A Sacred Mission To Save The Earth

Located on 200 acres on a pond in the woods between Kalkaska and Mancelona, the Au Sable Institute still looks like the small summer boys camp it once was, since its founding in the 1950s.

But it’s much more than a camp today, as Patrick Sullivan writes in this week's Northern Express, sister publication of The Ticker. Throughout the school year, Au Sable hosts hundreds of students from around northern Michigan for field trips exploring the natural world. Each summer, the institute hosts 30 to 40 college students from around the country to teach them how to be Christian environmentalists.

Au Sable is the headquarters for an institute that runs environmental studies campuses in Washington State, Costa Rica, India, and, beginning next year, Chicago. Fred Van Dyke, Au Sable’s executive director, is a formally trained wildlife biologist and self-taught theologian, and he’s passionate about expressing his faith through environmental work. That might make Van Dyke unusual among evangelicals, but Van Dyke hopes to change that, one student and a time.

"We have a lot of similarities and shared goals and aspirations, and sometimes, when we work together, some shared achievements," says Van Dyke of Au Sable and secular environmental groups. "We have differences in what we think are the key foundational pillars of what we are doing." One of the biggest differences, Van Dyke says, is "we are willing to ask a question that a lot of conservation organizations aren’t willing to ask, and that’s the 'So, what?' question. So, what if we accomplish this and maybe it turns out badly in 10 years or 20? We answer that by saying there is significance to our work because it’s cooperative with and congruent with a long-term eternal destiny for creation. It’s not work that’s done in vain."
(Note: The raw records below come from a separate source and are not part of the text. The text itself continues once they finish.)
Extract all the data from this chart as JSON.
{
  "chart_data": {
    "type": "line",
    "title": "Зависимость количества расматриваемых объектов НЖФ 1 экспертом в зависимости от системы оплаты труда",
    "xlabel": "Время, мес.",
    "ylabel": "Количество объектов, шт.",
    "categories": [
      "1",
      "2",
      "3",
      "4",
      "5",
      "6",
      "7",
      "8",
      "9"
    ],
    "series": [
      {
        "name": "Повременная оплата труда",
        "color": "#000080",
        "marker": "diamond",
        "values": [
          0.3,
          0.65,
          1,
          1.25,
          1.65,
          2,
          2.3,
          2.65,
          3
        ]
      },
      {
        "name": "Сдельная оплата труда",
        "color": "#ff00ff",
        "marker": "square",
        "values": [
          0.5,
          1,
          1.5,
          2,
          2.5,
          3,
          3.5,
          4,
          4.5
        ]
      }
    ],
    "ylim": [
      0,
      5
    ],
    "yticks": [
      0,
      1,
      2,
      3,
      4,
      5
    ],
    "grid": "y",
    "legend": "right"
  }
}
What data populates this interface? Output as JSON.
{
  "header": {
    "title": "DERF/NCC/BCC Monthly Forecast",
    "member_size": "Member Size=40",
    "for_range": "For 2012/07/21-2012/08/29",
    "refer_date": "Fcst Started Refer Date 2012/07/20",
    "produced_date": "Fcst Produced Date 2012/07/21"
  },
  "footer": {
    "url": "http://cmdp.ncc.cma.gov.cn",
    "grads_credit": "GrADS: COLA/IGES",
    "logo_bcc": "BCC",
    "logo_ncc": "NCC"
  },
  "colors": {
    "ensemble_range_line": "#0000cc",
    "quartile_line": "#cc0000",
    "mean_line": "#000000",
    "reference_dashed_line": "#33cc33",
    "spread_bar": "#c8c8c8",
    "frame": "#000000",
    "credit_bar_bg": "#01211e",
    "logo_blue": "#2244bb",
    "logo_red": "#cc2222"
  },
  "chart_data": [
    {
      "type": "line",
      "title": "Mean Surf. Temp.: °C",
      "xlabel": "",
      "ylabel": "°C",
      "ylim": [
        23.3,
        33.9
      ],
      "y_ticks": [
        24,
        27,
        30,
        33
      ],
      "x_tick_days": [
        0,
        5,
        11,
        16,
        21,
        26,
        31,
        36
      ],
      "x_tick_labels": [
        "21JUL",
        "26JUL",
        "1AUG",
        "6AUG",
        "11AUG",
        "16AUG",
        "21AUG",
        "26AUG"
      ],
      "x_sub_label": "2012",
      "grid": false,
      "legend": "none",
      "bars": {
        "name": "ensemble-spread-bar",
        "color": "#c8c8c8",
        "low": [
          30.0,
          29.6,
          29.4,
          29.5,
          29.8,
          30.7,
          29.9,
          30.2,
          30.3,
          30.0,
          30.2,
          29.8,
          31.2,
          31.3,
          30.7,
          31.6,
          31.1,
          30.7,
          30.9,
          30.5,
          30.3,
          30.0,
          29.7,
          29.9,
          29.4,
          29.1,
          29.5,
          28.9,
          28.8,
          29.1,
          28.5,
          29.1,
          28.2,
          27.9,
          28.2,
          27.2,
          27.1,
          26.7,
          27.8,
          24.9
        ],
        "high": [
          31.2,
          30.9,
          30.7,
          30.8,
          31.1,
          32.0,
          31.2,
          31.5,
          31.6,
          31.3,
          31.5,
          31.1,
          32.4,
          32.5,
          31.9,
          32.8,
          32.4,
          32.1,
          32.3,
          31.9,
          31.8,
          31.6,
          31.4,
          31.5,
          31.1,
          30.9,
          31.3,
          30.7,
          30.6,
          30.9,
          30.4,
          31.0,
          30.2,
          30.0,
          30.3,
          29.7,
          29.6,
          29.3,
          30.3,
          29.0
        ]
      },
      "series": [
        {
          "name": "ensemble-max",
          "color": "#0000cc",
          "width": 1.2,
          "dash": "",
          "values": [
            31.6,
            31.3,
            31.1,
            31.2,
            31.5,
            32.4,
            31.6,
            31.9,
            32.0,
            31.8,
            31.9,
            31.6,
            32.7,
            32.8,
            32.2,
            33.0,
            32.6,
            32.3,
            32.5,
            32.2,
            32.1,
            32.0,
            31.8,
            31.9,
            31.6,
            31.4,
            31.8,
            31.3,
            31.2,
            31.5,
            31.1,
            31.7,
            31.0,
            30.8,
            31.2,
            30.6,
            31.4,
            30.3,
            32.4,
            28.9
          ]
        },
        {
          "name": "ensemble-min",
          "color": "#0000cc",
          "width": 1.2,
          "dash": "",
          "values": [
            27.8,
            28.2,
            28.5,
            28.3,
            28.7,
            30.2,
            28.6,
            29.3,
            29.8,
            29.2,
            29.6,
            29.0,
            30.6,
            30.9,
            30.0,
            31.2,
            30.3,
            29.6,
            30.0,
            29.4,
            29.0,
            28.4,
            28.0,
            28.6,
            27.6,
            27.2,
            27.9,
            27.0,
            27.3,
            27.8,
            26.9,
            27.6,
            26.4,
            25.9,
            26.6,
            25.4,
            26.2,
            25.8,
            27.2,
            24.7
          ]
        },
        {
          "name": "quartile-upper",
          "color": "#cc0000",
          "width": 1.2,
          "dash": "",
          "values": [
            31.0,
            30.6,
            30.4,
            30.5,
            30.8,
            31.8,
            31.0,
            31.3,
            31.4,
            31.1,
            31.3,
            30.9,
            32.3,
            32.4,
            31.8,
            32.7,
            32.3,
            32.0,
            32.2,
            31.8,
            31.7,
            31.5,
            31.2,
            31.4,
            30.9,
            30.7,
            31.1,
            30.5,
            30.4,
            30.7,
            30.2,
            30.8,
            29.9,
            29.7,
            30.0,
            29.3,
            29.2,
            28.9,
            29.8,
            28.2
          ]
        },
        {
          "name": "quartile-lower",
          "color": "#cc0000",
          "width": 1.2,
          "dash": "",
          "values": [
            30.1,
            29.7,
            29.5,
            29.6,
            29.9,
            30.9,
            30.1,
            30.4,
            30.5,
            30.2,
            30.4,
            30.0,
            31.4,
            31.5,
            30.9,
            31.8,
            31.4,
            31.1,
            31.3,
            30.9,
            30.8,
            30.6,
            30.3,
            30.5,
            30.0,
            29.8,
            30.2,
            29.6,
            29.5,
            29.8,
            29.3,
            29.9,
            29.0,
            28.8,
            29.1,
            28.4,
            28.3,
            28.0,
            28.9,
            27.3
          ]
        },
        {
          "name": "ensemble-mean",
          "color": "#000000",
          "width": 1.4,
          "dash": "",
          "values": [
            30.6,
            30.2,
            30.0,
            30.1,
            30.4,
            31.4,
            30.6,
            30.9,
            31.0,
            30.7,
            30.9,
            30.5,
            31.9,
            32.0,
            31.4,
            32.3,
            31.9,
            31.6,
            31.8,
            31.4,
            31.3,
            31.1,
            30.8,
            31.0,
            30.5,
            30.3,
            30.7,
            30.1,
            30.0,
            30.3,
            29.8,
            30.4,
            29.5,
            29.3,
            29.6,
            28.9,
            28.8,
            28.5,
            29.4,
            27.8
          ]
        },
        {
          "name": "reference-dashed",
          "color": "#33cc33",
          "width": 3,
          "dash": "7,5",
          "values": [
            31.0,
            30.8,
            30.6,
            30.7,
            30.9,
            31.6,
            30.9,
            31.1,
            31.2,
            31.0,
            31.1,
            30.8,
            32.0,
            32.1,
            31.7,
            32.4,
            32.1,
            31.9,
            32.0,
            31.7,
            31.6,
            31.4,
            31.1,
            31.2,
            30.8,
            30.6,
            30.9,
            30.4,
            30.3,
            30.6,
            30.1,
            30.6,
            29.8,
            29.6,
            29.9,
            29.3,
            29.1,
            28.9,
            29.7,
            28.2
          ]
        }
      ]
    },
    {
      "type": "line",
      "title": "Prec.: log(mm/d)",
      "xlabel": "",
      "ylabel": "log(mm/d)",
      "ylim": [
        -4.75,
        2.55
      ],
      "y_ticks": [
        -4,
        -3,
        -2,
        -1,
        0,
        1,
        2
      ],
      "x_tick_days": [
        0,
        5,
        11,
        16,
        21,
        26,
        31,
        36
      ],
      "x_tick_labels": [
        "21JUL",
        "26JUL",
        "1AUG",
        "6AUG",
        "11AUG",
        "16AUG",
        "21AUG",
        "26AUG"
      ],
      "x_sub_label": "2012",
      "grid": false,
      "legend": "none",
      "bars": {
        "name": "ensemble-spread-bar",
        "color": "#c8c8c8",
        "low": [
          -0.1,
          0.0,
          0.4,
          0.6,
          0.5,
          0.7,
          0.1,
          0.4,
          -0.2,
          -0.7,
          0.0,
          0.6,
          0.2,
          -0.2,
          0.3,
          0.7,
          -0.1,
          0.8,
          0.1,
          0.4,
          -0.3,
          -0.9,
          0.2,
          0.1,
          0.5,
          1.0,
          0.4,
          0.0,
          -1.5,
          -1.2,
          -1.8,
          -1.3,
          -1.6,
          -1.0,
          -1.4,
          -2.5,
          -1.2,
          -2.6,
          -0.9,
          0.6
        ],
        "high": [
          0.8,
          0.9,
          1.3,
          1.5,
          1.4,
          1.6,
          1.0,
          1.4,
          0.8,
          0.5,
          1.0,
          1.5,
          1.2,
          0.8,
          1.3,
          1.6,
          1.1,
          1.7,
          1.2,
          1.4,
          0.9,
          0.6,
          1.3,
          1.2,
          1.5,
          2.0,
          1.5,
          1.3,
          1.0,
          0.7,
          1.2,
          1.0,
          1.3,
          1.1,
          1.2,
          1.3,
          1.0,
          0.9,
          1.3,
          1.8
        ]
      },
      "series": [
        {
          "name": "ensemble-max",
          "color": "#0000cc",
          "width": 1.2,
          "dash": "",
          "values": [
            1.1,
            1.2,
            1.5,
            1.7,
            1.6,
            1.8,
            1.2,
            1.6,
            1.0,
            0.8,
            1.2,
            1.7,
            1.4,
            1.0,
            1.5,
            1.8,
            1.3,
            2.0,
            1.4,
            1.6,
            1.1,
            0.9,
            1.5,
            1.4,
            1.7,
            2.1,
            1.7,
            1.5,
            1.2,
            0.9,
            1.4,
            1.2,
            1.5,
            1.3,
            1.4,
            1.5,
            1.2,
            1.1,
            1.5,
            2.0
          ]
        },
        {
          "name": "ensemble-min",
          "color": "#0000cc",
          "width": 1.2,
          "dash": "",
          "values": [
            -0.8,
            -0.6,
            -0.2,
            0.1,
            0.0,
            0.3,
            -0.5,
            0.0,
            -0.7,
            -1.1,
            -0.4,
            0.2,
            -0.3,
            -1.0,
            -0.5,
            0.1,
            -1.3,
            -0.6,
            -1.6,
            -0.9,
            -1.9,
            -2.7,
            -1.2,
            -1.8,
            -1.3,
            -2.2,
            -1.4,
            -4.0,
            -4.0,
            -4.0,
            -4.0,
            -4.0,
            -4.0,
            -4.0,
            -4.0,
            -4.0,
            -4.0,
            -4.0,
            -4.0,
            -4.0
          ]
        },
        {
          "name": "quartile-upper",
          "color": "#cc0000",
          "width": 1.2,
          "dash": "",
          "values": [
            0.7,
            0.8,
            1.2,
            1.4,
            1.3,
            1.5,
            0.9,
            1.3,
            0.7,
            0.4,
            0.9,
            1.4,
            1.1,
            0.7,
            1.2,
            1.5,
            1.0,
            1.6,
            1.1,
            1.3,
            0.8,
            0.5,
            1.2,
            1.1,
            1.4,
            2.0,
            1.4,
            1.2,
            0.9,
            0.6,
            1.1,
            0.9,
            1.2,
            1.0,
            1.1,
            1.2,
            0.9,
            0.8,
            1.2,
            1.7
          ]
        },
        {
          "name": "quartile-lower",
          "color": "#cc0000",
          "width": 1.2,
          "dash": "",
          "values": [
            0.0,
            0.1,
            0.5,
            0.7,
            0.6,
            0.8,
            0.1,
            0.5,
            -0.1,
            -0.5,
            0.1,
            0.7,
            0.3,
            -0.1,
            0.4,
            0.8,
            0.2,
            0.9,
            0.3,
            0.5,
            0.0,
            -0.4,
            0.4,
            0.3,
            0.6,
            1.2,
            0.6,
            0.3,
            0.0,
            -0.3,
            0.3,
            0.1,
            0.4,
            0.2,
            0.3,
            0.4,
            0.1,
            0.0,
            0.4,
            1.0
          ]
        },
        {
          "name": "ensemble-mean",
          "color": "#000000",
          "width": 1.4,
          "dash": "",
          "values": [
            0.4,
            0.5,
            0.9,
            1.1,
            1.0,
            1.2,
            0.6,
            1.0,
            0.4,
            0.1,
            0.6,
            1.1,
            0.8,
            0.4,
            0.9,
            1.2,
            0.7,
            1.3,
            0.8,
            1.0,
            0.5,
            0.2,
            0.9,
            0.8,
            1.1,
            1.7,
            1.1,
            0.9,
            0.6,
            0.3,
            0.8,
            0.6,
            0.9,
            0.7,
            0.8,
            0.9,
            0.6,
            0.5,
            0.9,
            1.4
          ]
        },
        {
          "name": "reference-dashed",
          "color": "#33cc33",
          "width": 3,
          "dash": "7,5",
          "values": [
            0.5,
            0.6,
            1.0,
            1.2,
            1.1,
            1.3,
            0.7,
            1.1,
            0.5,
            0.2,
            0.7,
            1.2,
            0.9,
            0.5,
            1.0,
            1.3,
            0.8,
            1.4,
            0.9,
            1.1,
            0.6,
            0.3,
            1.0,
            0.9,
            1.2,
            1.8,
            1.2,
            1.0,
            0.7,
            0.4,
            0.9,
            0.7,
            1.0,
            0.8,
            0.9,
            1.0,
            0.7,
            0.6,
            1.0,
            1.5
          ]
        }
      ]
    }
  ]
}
Does it frustrate Van Dyke that more Christians don't think the same way about climate change and the environment as the Au Sable Institute does? "I guess I don’t dwell on it to think of it as a frustration. It’s one more problem to solve," says Van Dyke. "There are many Christians who are active and quite eloquent. There are whole Christian organizations dedicated entirely to conservation, some dedicated entirely to climate change. I think that the larger body of evangelicals in the United States will have to at some point decide we’re going to be more discerning about individual issues and less tribal. Because there’s always a tendency of people to gravitate together to someone who holds out the promise that they will increase your influence — especially when you’re feeling your influence in society is being taken away by other sources."